Increasing Freedom in Designing Batteries
Professor Kim Il-doo's research team at Korea Advanced Institute of Science and Technology (KAIST) has developed a technology that can dramatically increase the freedom of battery design, in cooperation with Professor Jennifer A. Lewis’s team of Harvard University.
Using 3D printing technology, the KAIST-Harvard joint research team succeeded in freely manufacturing the shape of the battery in the desired structure, including the ring shape and letter shapes like capital letters H and U. In addition, the team collaborated with Dr. Choi Young-min’s team of the Korea Research Institute of Chemical Technology to apply a 3D printing battery to a small wearable optical sensor ring.
Current battery configurations are limited to circular or rectangular structures optimized for coin cell or pouch cell manufacture. In the case of small-sized electronic devices with different designs, the battery storage device occupies most of the volume. Therefore, in order to utilize the space efficiently, a technique that allows unrestricted changes of the shape of the battery is required.
The team has introduced an environmentally friendly water-based zinc-ion battery system to make batteries with unrestricted design. Using zinc ion (Zn2 +) instead of lithium ion as a charge carrier, this system uses water as a part of the electrolyte and is safer than conventional lithium secondary batteries, which use highly flammable organic solvents as electrolytes.
The organic solvent causes deterioration of the battery when exposed to moisture and oxygen, which is one of the factors that make the manufacturing process of the lithium secondary battery difficult. The research team has introduced water-based zinc rechargeable battery, which is stable in moisture and oxygen in the atmosphere, allowing manufacture under more convenient atmospheric conditions.

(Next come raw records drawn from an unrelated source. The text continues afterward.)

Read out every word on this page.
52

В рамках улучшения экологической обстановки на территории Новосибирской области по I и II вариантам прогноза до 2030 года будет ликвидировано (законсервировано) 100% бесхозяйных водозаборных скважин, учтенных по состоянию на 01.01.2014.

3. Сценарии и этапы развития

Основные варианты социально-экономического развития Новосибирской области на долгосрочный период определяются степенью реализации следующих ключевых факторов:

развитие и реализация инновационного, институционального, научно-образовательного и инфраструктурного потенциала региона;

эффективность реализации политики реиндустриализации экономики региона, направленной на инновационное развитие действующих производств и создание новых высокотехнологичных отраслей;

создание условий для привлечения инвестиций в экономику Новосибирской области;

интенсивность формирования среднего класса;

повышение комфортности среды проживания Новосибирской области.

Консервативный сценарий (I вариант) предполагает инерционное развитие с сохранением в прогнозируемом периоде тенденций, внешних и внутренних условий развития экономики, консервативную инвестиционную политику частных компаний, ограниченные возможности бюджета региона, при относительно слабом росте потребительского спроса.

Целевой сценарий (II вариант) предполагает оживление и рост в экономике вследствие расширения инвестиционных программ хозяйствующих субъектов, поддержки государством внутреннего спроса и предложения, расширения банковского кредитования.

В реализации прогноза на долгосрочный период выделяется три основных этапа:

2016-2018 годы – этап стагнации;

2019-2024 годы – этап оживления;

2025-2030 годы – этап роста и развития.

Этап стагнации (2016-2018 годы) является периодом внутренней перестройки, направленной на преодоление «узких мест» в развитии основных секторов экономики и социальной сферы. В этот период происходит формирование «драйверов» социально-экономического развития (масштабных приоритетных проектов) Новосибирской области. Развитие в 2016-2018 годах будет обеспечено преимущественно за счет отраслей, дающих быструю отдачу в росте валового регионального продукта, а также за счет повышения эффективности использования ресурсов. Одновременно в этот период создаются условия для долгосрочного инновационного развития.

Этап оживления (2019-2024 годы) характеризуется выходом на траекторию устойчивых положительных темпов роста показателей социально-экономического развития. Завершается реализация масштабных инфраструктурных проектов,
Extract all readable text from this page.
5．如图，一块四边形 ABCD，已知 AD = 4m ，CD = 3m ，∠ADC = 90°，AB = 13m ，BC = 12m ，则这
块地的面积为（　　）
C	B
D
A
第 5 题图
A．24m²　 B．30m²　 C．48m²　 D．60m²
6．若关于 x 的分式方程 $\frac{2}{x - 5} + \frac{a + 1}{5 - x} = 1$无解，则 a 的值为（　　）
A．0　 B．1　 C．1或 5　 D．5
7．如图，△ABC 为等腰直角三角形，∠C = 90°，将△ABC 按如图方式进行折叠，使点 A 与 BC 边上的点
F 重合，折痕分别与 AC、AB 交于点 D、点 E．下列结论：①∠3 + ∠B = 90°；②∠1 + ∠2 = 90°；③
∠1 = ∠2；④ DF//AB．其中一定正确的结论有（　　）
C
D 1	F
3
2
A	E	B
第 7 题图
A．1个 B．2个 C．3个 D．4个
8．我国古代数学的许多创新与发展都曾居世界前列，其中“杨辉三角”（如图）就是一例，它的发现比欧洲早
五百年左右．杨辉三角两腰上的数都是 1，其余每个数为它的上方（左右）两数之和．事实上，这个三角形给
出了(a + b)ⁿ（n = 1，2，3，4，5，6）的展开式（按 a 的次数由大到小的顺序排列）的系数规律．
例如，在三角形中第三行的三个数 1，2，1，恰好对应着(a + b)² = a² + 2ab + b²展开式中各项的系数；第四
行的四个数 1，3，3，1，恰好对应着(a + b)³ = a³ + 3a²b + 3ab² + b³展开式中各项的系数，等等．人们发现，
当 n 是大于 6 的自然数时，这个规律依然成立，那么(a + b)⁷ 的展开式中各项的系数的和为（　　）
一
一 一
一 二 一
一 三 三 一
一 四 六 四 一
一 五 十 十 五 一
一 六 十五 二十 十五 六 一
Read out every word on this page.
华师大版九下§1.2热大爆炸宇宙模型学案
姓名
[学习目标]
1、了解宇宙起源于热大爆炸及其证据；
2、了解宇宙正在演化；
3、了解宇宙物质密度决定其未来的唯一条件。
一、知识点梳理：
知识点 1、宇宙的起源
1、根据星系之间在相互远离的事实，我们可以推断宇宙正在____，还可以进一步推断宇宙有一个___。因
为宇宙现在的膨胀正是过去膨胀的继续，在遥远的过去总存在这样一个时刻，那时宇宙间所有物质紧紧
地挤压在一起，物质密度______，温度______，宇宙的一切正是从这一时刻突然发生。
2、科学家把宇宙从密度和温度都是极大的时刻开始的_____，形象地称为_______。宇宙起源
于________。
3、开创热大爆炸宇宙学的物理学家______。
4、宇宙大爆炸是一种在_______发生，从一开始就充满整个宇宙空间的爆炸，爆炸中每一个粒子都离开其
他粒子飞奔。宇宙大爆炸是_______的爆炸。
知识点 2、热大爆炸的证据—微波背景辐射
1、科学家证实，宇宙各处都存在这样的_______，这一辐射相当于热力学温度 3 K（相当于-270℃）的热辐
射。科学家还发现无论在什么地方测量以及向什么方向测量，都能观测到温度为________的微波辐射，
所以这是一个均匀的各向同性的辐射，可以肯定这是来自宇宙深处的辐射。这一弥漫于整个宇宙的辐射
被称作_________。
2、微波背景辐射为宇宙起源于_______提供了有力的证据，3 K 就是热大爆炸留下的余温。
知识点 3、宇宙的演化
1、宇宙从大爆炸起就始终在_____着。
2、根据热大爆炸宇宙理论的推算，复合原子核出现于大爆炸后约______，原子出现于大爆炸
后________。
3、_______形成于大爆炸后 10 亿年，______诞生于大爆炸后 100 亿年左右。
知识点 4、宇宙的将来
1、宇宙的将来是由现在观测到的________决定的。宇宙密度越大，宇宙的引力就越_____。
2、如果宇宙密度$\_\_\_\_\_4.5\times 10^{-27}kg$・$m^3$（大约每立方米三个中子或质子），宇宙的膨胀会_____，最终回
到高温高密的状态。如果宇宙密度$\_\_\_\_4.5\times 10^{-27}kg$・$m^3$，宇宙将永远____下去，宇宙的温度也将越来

The KAIST research team manufactured a carbon fiber current collector using electrospinning technology to design the anode that can be cut in a free form and is capable of rapid charging and discharging. Then, the team made a current collector integrated anode by uniformly coating polyaniline-conductive polymers with high electrochemical activity on the carbon fiber surface.
The polyaniline-based anode made of a thin fiber with a 3D structure showed a very fast charging rate of charging 50% in 2 minutes and can be easily cut without loss of active material. Based on these characteristics, manufacture of various forms of battery is expected to become possible.
Professor Kim said, "Zinc secondary batteries using water-soluble electrolytes can be assembled in a regular atmospheric environment for battery packaging, and 3D printing can be used to easily produce customized battery packs that meet customers’ needs."
"The batteries are highly likely to be utilized as power devices that fit the appearance of microminiature robots or as storage devices for uniquely designed compact electronic devices," he added.
The study was published in the December issue of the international journal in the field of material science, ACS Nano.